I used Subscene to download the retail 4K subs for Harry Potter (I and II) and setting the character set oif the subtitles in MKVToolnix to "UTF-8" worked great.

The Danish characters Æ, Ø and Å don't always show correctly.
#VIDEO PLAYER FOR MKV MAC FORCED SUBTITLES MOVIE#
It'll tell you whether they're baked in to the movie (best option), properly use the forced option (easy to fix with MKVToolNix), or a separate sub track (still easy to fix, but might require trial and error to find). It might take some trial and error to figure out which track (if you have multiple tracks) is just the forced subs.Ĭonveniently there's a google doc that lists how many movies use their subs. Lots of movies will actually have a completely different subtitle track only with the forced subs. This isn't always how subs are set up on the disks. Ideally you'd have the full english subs, with the forced subs as an extension of that (if they exist). Things get a little bit more complicated because different movies set up forced subs differently.
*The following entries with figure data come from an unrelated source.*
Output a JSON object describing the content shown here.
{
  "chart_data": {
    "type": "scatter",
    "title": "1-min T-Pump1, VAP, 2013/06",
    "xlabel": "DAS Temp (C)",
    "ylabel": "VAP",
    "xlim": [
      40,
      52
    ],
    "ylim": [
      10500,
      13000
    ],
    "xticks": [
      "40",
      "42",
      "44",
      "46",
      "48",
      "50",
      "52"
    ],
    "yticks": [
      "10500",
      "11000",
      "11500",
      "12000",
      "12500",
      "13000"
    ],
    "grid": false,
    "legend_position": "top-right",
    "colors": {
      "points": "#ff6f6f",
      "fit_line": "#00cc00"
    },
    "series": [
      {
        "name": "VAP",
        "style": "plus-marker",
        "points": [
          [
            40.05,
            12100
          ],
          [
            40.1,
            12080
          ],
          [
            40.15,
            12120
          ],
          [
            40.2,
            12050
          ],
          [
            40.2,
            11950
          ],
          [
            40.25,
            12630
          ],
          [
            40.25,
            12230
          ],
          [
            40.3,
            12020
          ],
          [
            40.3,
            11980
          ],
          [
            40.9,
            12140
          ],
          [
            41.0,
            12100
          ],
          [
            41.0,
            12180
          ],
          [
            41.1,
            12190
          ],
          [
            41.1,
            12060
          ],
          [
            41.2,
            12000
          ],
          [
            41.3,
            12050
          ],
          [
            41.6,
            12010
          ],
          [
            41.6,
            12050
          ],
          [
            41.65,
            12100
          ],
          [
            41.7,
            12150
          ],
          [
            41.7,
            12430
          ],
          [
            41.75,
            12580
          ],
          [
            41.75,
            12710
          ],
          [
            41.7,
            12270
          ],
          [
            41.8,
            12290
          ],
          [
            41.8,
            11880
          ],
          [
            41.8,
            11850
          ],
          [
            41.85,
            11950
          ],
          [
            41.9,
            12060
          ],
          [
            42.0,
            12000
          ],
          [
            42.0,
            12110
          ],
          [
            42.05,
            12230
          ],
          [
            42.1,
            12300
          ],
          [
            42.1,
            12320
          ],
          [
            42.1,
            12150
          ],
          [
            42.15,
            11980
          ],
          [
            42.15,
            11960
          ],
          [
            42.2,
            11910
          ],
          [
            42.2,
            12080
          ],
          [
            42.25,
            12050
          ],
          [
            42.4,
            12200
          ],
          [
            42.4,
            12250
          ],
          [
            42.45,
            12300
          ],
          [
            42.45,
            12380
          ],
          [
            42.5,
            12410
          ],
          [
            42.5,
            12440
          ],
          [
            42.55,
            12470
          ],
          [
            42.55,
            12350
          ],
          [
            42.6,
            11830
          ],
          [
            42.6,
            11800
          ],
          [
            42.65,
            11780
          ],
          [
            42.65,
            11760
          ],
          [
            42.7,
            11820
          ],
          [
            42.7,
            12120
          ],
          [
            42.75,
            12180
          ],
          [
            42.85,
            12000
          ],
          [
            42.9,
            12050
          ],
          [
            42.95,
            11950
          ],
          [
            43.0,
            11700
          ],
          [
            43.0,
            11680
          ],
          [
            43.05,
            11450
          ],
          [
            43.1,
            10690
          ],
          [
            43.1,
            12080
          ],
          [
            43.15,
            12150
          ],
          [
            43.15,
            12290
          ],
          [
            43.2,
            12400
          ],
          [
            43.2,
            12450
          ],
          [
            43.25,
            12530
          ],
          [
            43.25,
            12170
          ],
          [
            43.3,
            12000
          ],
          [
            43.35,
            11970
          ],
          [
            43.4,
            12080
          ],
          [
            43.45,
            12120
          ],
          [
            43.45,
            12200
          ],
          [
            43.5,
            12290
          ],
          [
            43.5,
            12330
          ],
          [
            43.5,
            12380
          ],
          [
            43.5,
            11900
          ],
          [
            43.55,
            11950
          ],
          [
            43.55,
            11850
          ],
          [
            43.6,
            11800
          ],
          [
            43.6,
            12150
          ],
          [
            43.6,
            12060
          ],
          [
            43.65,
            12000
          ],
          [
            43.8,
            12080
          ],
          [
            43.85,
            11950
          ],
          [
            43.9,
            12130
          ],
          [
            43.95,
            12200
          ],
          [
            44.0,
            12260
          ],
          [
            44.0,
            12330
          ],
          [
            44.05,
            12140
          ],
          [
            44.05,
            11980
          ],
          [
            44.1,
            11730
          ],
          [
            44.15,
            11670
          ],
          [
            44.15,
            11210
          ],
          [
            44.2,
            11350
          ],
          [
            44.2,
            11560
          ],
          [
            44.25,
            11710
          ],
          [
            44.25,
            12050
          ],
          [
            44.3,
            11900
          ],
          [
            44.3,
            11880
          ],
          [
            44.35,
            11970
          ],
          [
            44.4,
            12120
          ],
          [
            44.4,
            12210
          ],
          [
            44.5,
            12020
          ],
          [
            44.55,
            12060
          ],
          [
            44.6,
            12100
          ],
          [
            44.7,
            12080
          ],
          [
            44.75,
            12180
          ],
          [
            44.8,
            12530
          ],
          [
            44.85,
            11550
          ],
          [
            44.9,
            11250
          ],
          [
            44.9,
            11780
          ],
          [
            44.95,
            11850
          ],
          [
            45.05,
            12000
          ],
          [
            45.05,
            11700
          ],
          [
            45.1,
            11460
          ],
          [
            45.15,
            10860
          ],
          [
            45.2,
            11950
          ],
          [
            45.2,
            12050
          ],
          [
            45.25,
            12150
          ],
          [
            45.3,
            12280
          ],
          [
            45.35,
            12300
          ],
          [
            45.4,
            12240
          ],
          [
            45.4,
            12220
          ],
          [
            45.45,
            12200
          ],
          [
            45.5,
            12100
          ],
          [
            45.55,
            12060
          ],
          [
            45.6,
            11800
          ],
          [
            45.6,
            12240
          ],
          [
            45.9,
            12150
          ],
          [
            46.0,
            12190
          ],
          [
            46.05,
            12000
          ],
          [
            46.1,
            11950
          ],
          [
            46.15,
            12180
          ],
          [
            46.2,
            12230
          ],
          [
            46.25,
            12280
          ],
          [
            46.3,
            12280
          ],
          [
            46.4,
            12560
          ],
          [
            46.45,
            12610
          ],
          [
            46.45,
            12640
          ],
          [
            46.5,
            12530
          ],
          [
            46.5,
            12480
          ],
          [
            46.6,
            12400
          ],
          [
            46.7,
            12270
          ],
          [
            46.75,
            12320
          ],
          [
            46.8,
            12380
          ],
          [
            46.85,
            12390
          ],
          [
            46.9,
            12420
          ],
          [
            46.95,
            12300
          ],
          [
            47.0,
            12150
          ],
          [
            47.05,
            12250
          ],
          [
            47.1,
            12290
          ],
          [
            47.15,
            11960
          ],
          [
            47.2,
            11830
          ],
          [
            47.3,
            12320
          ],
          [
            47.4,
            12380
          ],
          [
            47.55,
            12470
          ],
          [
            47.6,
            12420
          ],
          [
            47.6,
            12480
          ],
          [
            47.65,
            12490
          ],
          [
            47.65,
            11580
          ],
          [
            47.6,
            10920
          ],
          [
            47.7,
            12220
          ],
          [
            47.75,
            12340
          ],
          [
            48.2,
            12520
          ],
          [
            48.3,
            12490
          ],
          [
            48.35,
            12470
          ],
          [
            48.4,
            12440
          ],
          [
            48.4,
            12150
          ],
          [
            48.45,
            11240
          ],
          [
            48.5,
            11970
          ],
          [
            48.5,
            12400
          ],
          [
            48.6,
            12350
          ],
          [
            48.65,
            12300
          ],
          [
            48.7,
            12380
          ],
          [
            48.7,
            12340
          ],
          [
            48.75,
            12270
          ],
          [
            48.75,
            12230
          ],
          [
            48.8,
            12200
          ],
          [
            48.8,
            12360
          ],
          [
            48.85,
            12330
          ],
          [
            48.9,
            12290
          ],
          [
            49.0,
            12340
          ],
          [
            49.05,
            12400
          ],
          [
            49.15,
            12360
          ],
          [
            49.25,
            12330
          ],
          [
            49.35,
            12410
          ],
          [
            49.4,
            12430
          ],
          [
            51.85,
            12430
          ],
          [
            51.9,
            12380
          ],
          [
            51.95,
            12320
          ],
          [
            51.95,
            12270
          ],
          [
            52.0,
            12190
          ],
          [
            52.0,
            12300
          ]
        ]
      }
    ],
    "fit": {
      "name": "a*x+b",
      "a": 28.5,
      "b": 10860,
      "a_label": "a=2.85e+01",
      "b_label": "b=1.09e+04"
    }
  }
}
This'll force whatever player is playing the file to use that subtitle track by default. If you load the movie in the header editor, you can then select one of the english sub tracks and change the flag for the forced option to always be on. In this program you can actually load an MKV file and modify its header (in the header editor), more specifically you can change some of the flags for different settings without needing to rip the movie again. There's a program called MKVToolNix you might already have it as it's a pretty common tool for people with media servers to have. Different players handle forced subs differently, and it's really annoying when you test something in VLC and it works properly, then you find out later that it only works that way in VLC.Īnyways, the solution is pretty simple for some movies, and since it sounds like you ripped all the english subtitles you probably wont need to re-rip anything, yay!